There’s always the day when the government reformer comes face-to-face with the government reality.
That’s happened in short order to President Barack Obama, and unfortunately, part of it seems to be of his own making.
There’s a reason that Sears couldn’t reinvent itself to become Wal-Mart. There’s a reason that Washington insiders can’t be expected to reinvent the government from which their power flows.
That’s why the appointment of so many Washington-first Cabinet members to lead the Obama Administration has in short order stifled the president’s ability to change the tone, culture and results of the federal government. We hope it’s only temporary.
Nuke It
It’s no secret that one of the toughest challenges of an organization is to change its culture and to find people who are able to work outside of their comfort zones to do it. When the organization has an annual budget of more than $3 trillion and a workforce of 15 million, it’s hard to change things with a nuclear warhead. But it’s next to impossible when those in charge of the warhead are part and parcel of the organization they have been chosen to blow up.

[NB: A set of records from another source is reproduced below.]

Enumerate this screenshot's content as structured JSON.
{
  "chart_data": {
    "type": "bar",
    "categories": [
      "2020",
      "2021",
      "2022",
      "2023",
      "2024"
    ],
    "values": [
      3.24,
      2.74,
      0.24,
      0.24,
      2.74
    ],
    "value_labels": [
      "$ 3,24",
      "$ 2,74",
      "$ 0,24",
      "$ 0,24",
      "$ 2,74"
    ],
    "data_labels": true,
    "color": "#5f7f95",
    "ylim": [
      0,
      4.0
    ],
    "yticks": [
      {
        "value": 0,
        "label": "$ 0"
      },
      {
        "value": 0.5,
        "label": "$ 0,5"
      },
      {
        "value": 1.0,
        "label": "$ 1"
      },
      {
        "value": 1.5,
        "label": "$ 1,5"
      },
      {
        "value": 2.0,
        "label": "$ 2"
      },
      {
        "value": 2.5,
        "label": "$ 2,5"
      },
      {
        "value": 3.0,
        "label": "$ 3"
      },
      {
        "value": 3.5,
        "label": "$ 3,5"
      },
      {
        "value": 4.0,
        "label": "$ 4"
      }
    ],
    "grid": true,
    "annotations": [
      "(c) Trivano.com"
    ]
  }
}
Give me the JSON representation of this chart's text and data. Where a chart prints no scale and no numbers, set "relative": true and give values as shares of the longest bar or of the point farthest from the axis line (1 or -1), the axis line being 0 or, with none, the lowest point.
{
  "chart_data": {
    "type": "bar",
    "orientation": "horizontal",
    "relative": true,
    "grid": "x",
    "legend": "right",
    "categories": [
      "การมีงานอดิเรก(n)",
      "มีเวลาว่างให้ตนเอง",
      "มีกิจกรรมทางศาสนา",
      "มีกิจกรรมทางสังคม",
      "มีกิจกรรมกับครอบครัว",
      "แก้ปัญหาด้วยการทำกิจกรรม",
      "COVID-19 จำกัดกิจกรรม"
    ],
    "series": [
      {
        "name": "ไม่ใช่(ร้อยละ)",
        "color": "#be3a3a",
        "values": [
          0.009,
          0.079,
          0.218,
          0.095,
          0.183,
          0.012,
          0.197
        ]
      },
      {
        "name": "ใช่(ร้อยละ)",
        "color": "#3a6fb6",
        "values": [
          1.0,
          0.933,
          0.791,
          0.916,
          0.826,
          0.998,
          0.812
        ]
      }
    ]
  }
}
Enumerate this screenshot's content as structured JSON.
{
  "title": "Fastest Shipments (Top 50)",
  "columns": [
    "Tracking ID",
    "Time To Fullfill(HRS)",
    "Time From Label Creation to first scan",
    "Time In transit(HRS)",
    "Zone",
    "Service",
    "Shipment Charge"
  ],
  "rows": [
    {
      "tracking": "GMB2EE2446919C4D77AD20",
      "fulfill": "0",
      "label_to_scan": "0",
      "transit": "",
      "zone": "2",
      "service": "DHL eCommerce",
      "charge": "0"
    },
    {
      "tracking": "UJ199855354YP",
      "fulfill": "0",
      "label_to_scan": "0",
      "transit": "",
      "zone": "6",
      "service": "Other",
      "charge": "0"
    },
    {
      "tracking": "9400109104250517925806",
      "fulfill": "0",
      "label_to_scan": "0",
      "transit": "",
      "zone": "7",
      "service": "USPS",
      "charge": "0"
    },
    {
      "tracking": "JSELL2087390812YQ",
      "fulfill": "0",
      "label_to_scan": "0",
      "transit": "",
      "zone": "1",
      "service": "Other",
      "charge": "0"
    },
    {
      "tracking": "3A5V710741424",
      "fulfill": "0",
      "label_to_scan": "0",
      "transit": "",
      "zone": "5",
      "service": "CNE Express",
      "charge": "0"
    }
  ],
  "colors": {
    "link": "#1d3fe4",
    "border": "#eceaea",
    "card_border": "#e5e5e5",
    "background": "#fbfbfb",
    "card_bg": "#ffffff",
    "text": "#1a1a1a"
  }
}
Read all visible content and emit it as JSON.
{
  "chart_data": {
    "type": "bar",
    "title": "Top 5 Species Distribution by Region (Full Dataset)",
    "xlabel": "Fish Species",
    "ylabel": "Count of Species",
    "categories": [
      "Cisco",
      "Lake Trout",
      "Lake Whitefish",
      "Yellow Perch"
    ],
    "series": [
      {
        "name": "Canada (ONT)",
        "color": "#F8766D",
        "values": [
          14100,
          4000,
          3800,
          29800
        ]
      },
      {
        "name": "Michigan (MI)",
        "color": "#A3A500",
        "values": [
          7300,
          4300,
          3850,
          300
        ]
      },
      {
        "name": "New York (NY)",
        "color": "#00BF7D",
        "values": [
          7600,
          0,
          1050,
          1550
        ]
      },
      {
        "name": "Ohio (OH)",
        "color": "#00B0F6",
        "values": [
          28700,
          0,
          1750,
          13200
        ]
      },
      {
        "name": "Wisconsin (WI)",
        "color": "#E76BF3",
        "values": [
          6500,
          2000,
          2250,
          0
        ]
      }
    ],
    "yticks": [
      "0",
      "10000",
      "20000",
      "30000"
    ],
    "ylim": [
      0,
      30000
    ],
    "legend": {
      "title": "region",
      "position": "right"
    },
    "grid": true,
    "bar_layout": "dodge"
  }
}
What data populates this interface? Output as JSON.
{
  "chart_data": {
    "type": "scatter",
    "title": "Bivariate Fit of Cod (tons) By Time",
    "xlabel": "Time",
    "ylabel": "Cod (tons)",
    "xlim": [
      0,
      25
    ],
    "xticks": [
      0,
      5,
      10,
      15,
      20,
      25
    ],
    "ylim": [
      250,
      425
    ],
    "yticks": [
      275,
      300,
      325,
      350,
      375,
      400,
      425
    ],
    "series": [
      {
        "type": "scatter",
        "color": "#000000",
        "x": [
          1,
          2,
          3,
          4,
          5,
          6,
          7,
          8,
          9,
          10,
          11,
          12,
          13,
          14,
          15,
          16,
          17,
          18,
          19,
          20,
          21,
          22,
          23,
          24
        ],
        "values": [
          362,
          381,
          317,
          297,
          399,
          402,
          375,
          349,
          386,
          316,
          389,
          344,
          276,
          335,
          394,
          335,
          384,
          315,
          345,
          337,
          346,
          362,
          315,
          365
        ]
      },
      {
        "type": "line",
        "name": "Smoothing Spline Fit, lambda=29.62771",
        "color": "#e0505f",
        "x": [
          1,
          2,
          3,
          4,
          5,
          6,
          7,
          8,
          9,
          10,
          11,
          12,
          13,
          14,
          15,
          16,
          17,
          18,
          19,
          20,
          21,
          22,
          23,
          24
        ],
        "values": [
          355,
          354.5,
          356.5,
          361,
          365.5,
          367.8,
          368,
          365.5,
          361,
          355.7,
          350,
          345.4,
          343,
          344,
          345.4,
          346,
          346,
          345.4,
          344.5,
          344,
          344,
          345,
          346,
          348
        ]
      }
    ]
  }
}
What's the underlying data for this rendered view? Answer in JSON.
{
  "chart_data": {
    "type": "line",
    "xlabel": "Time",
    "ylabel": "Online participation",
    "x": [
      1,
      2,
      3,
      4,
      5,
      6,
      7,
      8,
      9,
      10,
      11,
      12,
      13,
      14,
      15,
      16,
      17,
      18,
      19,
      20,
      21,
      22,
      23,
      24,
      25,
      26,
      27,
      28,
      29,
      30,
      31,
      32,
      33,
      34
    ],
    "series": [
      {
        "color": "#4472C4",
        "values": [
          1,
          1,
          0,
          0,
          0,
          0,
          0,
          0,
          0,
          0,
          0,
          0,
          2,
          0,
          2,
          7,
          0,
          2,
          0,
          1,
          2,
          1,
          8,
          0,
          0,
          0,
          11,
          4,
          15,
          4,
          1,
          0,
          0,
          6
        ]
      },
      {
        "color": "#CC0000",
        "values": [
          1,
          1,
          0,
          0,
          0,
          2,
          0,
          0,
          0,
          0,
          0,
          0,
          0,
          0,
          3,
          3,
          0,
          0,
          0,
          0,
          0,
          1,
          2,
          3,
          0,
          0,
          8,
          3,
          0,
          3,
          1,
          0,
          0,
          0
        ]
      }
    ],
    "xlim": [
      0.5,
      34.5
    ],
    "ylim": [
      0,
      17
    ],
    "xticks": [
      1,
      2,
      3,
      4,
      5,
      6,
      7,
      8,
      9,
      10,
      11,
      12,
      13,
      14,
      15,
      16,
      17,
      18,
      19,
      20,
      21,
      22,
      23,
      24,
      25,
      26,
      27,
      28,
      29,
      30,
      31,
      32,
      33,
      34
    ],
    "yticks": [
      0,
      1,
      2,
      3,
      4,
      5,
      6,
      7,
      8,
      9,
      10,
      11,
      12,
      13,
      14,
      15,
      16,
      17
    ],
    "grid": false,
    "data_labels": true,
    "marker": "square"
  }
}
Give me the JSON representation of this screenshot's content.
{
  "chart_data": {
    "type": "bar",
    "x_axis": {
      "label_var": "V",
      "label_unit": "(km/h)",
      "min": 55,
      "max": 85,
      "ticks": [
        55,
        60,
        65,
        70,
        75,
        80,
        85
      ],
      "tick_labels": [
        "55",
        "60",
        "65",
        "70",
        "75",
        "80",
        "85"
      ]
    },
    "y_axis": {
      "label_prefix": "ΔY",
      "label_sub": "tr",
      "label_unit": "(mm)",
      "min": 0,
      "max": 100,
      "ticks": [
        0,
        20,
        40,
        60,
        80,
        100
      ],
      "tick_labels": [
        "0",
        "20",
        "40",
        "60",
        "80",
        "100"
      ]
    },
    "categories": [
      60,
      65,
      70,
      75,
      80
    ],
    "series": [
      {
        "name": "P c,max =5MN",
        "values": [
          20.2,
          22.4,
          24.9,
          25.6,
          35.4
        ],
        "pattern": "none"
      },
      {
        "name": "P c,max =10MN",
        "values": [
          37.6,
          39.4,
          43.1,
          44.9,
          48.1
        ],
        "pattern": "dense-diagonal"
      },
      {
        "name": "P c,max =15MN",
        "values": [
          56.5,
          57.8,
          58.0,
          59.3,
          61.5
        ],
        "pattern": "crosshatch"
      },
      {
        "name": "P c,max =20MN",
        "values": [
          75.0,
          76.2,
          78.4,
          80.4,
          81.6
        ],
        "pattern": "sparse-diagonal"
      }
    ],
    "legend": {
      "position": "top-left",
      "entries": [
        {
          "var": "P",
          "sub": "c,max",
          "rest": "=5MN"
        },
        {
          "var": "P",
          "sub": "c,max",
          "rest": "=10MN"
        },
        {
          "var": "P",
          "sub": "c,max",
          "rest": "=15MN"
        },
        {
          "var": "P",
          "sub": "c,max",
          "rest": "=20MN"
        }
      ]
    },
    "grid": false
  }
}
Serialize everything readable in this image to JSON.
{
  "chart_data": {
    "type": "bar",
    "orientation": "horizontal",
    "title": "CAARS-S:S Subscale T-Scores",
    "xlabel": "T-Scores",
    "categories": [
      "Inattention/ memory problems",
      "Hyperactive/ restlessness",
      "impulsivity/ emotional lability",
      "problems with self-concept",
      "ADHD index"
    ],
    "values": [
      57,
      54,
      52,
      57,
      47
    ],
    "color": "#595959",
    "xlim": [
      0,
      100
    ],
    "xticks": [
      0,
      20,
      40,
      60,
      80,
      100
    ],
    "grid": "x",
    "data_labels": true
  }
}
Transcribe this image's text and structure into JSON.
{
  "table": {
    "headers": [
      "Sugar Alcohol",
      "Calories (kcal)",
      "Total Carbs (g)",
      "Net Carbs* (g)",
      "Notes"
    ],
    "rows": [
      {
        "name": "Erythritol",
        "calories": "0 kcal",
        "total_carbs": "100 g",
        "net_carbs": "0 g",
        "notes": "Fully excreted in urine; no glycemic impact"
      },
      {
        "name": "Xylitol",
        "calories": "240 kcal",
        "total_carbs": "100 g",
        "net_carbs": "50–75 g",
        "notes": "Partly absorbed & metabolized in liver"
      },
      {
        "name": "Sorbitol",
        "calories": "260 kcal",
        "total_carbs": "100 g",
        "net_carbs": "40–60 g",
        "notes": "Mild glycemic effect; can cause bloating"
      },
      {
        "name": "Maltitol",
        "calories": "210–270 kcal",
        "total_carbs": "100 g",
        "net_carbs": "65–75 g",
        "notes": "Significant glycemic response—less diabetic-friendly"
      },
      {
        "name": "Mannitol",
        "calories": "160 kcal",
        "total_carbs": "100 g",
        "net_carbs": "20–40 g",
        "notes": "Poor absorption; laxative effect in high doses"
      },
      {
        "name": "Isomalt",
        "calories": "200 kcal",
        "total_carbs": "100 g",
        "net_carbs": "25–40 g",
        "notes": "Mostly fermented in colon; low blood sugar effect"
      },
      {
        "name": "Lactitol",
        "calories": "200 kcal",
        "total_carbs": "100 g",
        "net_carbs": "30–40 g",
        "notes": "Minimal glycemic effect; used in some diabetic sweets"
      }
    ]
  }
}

It’s reminiscent of the story about Sam Walton, who was asked why Sears didn’t evolve into Wal-Mart. His reply was that Sears was too invested in its own legacy systems, so every idea of change began with those systems as its context and with the presumption that those systems would remain.
And so it is inside the Beltway. People who have risen to power within the current government structure can hardly be expected to suddenly don the mantle as agents of change. Too often, political appointees act on the understanding that their time is limited and so the emphasis is on consolidating power and establishing a platform for the next job.
Meanwhile, the bureaucracy simply marks time. They know that they only need to adopt the new language of the new administration, but nothing requires them to change their behavior. As a result, much of it acts on the presumption that it can wait it out. There will always be a new administration – remember Al Gore’s campaign to reinvent the federal government.
Real Change
To them, it’s always easier, not to mention safer, to say no than to say yes. It’s easier to mark time and stay there forever than take a risk at innovation and lose their jobs if it doesn’t work. So, they give lip service to change, but in the end, they are prisoners of the bureaucratic rules and regulations they created.
As a result, there may be much talk about an innovative economic stimulus package, but in the end, the nearly trillion dollars will be sent to long-time federal employees who’ll plug the money into the existing bureaucratic pipeline. For example, the grand ambitions for housing will be funneled into HUD whose byzantine processes are likely to drain all imagination from cities’ proposals.
Stanford University economist Paul Romer famously said that “a crisis is a terrible thing to waste.” It can create the conditions in which it clarifies priorities, it aligns resources, it mobilizes change, it morphs rigidity into innovation, and it fuels change that comes more quickly and is more far-reaching.
In this way, the current crisis can be and must ultimately be the catalyst for a new way of conducting the public’s business. In the best of times, decisions made today would be crucial, but gripped in a national economic crisis, there is no margin for error.
Breaking Away
To compete and win in the race for good-paying jobs in the knowledge economy and for economic success, American cities must have strong, healthy neighborhoods; pathways from welfare dependency to self-sufficiency; a vibrant, active downtown; and hubs of vitality that anchor areas of the city and bind together to expand our economy, sense of purpose and a clear plan of action.
President Obama has shown that he has not lost his way. Already, he’s taken action on several fronts that are overdue – stem cells, environment, Guantanamo, family planning, and much more. As significant as any of these is something that we have not seen for 20 years – an admission that he made a mistake in appointments of two key Administration nominees who had to resign on the same day for failure to pay their full taxes.
And yet, the admission wasn’t broad enough. He’s got to be realizing that it was a mistake to put so much confidence on people plugged into the revolving door of Washington influence and power. If the great unwashed public was shocked by the recent withdrawals, it wasn’t so much because the nominees didn’t pay their taxes, but because the circumstances surrounding that failure spoke volumes about the privilege and the entitlements of the Washington elite.
The president pledged to break the rules in the Capital to change the way that Washington works – petty, partisan and personal agendas. He needs every member of his cabinet to take on the profile of organizational change agents. Otherwise, his promises will be even harder to keep.
Beltway Blues
It’s just hard to serve the interests of cities when there’s no one who’s served in elected office of a city or who has had to make the daily decisions that face city mayors and affect the lives of average Americans. It’s hard to serve the interests of small businesses – the source of most new jobs – when you’ve never met a payroll or been forced to call your friends and family for operating capital.
The election of President Obama was, if nothing else, a repudiation of the K Street culture characterized by influence, special privilege, relationships for profit and a chauffeured view of urban problems. Already, the news media are overstating the problems and sensationalizing every disagreement.
Clearly, it will be difficult to build bipartisan coalitions, particularly when any stumble becomes an occasion for partisan piling on. In the end, however, we think that the president and his men will come closer to success if they keep their fingers on the pulse of middle American rather than Beltway big shots.